Когда Чудаков вышел с Забегаем на крыльцо покурить, Грицько спросил:
— Ну, що ты думаешь о нем, Иван?
— Какой-то недоделанный. Злости в нем. И вообще… Че это у тебя папироса-то подрагивает?
Чудаков уже изучил повадки Грицько, знал, что тот болен неврастенией и, как всякий неврастеник, странен характером — без причины возбуждается, без причины впадает в меланхолию, бывает порой раздражителен и, — а это, кажется, уже и к неврастении-то не относится, — во время разговора иногда бледнеет и краснеет ни с того ни с сего. Крепкий нервами, простой и ясный во всем Чудаков поначалу с пренебрежением посматривал на Забегая, но день ото дня проникался к нему все большей симпатией — был Грицько и честен и смел.
— Он, пожалуй, не совсем тот, за кого себя выдает. Канавы копал, говорит. И одежонка — дрянь. А вид… И слыхал, как говорит?
— Он в Киеве жил. А в городах-то больших и дворник — барин. Матюкается.

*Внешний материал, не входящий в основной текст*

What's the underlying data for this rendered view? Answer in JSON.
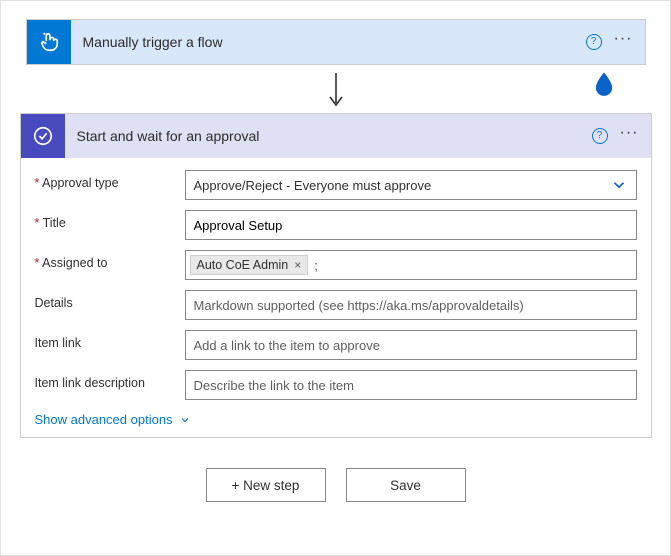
{
  "trigger": {
    "title": "Manually trigger a flow",
    "icon": "touch-icon"
  },
  "approval": {
    "title": "Start and wait for an approval",
    "icon": "approval-check-icon",
    "fields": {
      "approval_type": {
        "label": "Approval type",
        "value": "Approve/Reject - Everyone must approve"
      },
      "title": {
        "label": "Title",
        "value": "Approval Setup"
      },
      "assigned_to": {
        "label": "Assigned to",
        "tokens": [
          "Auto CoE Admin"
        ],
        "trailing": ";"
      },
      "details": {
        "label": "Details",
        "placeholder": "Markdown supported (see https://aka.ms/approvaldetails)"
      },
      "item_link": {
        "label": "Item link",
        "placeholder": "Add a link to the item to approve"
      },
      "item_link_description": {
        "label": "Item link description",
        "placeholder": "Describe the link to the item"
      }
    },
    "advanced_link": "Show advanced options"
  },
  "footer": {
    "new_step": "+ New step",
    "save": "Save"
  }
}
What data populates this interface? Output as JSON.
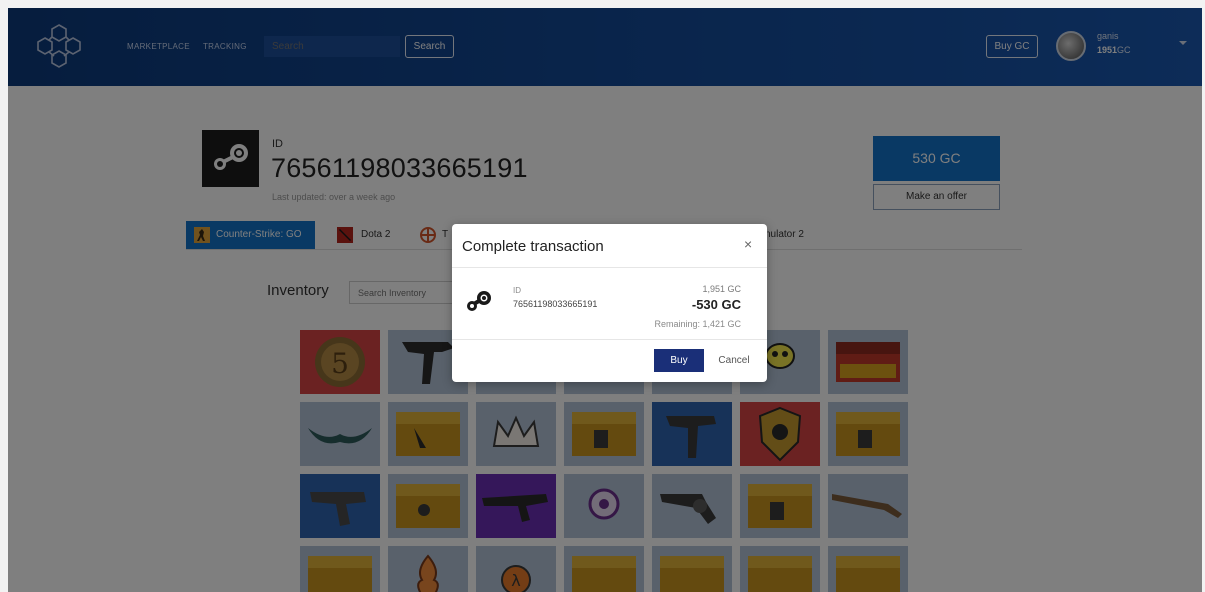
{
  "header": {
    "nav": [
      "MARKETPLACE",
      "TRACKING"
    ],
    "search_placeholder": "Search",
    "search_button": "Search",
    "buy_gc_button": "Buy GC",
    "user": {
      "name": "ganis",
      "gc_amount": "1951",
      "gc_unit": "GC"
    }
  },
  "profile": {
    "id_label": "ID",
    "id_value": "76561198033665191",
    "updated": "Last updated: over a week ago",
    "price_button": "530 GC",
    "offer_button": "Make an offer"
  },
  "tabs": [
    {
      "label": "Counter-Strike: GO",
      "active": true
    },
    {
      "label": "Dota 2",
      "active": false
    },
    {
      "label": "T",
      "active": false
    },
    {
      "label": "nulator 2",
      "active": false
    }
  ],
  "inventory": {
    "title": "Inventory",
    "search_placeholder": "Search Inventory"
  },
  "modal": {
    "title": "Complete transaction",
    "close": "×",
    "id_label": "ID",
    "id_value": "76561198033665191",
    "balance": "1,951 GC",
    "cost": "-530 GC",
    "remaining": "Remaining: 1,421 GC",
    "buy_button": "Buy",
    "cancel_button": "Cancel"
  },
  "colors": {
    "header_start": "#0c3a7c",
    "header_end": "#1a58b0",
    "accent": "#1372c9",
    "buy_button": "#1a2f78"
  }
}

— Матюкается что… Командир нашего полка тоже вон как матушку поминал. А ты заметил, как он воду пил?
— Кто?
— Ну Лисовский. Вот ты, когда пьешь, так от тебя звуки всякие: из глотки — как из водопада. Крякаешь, губами шлепаешь. А у него все интеллигентно, знаешь ли, все тонко.
3Они ночевали вместе. И завтракали за одним столом. Поставив на стол чугунок с картошкой, старуха хозяйка печально сказала, глядя на Лисовского:
— А бог все-таки есть.
— Нету! — грубо отозвался Лисовский. Он был по-прежнему угрюм и казался более старым, чем вчера. Лицо опухшее. И какая-то неподвижная, неприятная этой неподвижностью, мертвая улыбка. Ел он активно, основательно, как это делают здоровые, энергичные люди, и вроде бы совсем не смотрел на бойцов, но они чувствовали: пришлый прислушивается к ним, изучает их. Вставая из-за стола, он сказал:
— Странные вы все же люди. Я вас вчера даже за трусов принял. Какое-то противное благодушие у вас. Давайте переодевайтесь в гражданское. Надо пробираться под видом крестьян. Линия фронта уже не близко. Я видел листовку. Нашу листовку. В ней написано, что в тылу у немцев начали создавать партизанские отряды. Надо искать партизан.
Чудаков слыхал о партизанах, которые воевали против белых, но не представлял себе ясно, что это такое — партизанские отряды. Не знали и красноармейцы. «Искать». Где искать? Ивану стало как-то не по себе: «Куда он собирается нас вести?»
— Поспрашиваем в деревнях, — продолжал Лисовский. — Или свой отряд создадим. Примем деревенских мужиков и кое-кого из баб.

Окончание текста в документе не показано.